À l’Estérel, dans les Laurentides, le projet de transformation d’une partie du golf local en complexe touristique, avec un deuxième grand hôtel, a suscité l’inquiétude l’hiver dernier. Le maire sortant, Joseph Dydzak, doit maintenant affronter dans les urnes le leader de l’opposition à ce projet, Frank Pappas.

Selon la Communauté métropolitaine de Montréal (CMM), trois golfs (Candiac, Terrebonne, Mascouche) font l’objet de projets de transformation en parc municipal.

À Saint-Jean-sur-Richelieu, Marc Perreault dénonce le refus complet du maire sortant de discuter avec ses clients. « La municipalité, à un moment donné, doit s’asseoir avec les promoteurs et les résidants pour convenir de ce qui serait accepté comme développement, comme compromis », soutient M. Perreault, dont le projet prévoit consacrer environ le tiers du terrain à un parc.

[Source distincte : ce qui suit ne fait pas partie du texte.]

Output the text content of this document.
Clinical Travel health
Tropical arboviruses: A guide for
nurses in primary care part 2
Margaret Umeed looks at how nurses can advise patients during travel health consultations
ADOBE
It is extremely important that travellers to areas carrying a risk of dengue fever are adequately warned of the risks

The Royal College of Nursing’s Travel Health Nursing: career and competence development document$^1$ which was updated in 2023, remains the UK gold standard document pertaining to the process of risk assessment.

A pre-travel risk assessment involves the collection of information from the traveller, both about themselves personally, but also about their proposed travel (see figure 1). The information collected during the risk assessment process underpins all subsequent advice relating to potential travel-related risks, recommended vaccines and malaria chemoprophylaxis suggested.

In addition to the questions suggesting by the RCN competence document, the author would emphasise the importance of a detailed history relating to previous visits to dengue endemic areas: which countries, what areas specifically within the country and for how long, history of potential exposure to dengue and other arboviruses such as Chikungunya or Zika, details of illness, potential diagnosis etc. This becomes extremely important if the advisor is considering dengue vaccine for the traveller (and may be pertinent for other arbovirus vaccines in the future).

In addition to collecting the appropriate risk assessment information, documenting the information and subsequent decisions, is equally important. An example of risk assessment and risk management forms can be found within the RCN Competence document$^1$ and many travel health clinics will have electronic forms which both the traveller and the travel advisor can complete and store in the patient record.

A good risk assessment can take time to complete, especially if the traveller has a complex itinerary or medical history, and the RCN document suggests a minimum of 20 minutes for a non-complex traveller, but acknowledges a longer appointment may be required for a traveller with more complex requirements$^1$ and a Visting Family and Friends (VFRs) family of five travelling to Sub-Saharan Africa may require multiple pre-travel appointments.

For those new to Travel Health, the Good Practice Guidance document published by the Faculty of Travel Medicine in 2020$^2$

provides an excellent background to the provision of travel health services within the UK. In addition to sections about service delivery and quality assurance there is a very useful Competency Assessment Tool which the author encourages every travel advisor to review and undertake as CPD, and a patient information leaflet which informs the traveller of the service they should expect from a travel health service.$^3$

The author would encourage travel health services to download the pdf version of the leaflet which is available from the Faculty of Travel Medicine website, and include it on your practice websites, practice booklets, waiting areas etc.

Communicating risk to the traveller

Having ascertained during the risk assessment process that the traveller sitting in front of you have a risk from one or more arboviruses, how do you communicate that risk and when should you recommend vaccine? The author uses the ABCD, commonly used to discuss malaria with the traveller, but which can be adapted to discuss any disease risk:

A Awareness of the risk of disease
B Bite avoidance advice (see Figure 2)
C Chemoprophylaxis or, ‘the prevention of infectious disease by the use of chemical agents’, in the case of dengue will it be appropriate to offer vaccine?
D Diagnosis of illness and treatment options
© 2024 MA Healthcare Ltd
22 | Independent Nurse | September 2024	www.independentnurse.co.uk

« On va conserver une large portion d’espace vert riverain. Au-delà de ça, on va construire de la faible densité. […] Sur le plan biologique, ce ne sont pas des territoires qui sont nécessairement très riches, mais il y a une faune qui s’est développée, il y a une végétation qui prend la place. »

Des débats jusqu’à Montréal

À Montréal aussi, l’avenir d’un terrain de golf fait débat. Les terrains du Club de golf métropolitain Anjou sont au cœur d’une lutte entre promoteurs du lotissement et partisans de la préservation. Denis Coderre, allié au maire local Luis Miranda, fait partie du premier camp, Valérie Plante du second.

Début septembre, la mairesse sortante Valérie Plante s’était engagée à conserver l’affectation « Grand espace vert » des terrains du golf, en se disant même disposée à user du droit de préemption de la Ville. Elle voudrait idéalement intégrer ces terrains au parc-nature du Bois d’Anjou et, éventuellement, au projet de Grand Parc de l’Est. Le projet serait bâti selon le même principe que dans l’Ouest, soit en reliant plusieurs parcs pour créer un grand espace vert commun.

PHOTO MARTIN TREMBLAY, ARCHIVES LA PRESSE

Le Club de golf métropolitain Anjou, à Montréal

Mme Plante avait alors déploré que l’arrondissement d’Anjou – dont le parti du maire Luis Miranda soutient ouvertement Denis Coderre dans l’actuelle campagne – « [ait] autorisé la construction d’un Costco » alors que « les espaces verts sont sérieusement menacés par d’autres développements industriels ».

Le maire Luis Miranda a d’ailleurs souvent critiqué l’administration Plante pour son attitude dans ce dossier. « Ce sont des terrains d’une ancienne raffinerie BP. Ils ne sont pas propices à faire un parc. [Il a toujours été prévu que le golf serait] temporaire », soutenait-il dans La Presse l’an dernier. Selon le maire, il faut comprendre que « les gens qui ont le golf sont dans leur droit d’en faire un développement ».

Plusieurs organismes militent pour la préservation de la partie nord du golf, alors qu’au sud-ouest, des constructeurs ont déjà obtenu le feu vert pour construire trois bâtiments, dont un entrepôt Costco. « C’est un enjeu vraiment important pour lequel on voudrait idéalement un engagement de tous les partis. Il faut maintenir le zonage actuel au nord, et l’intégrer dans le parc-nature du Bois d’Anjou », fait valoir le directeur général du Conseil régional de l’environnement de Montréal (CRE-MTL), Emmanuel Rondia.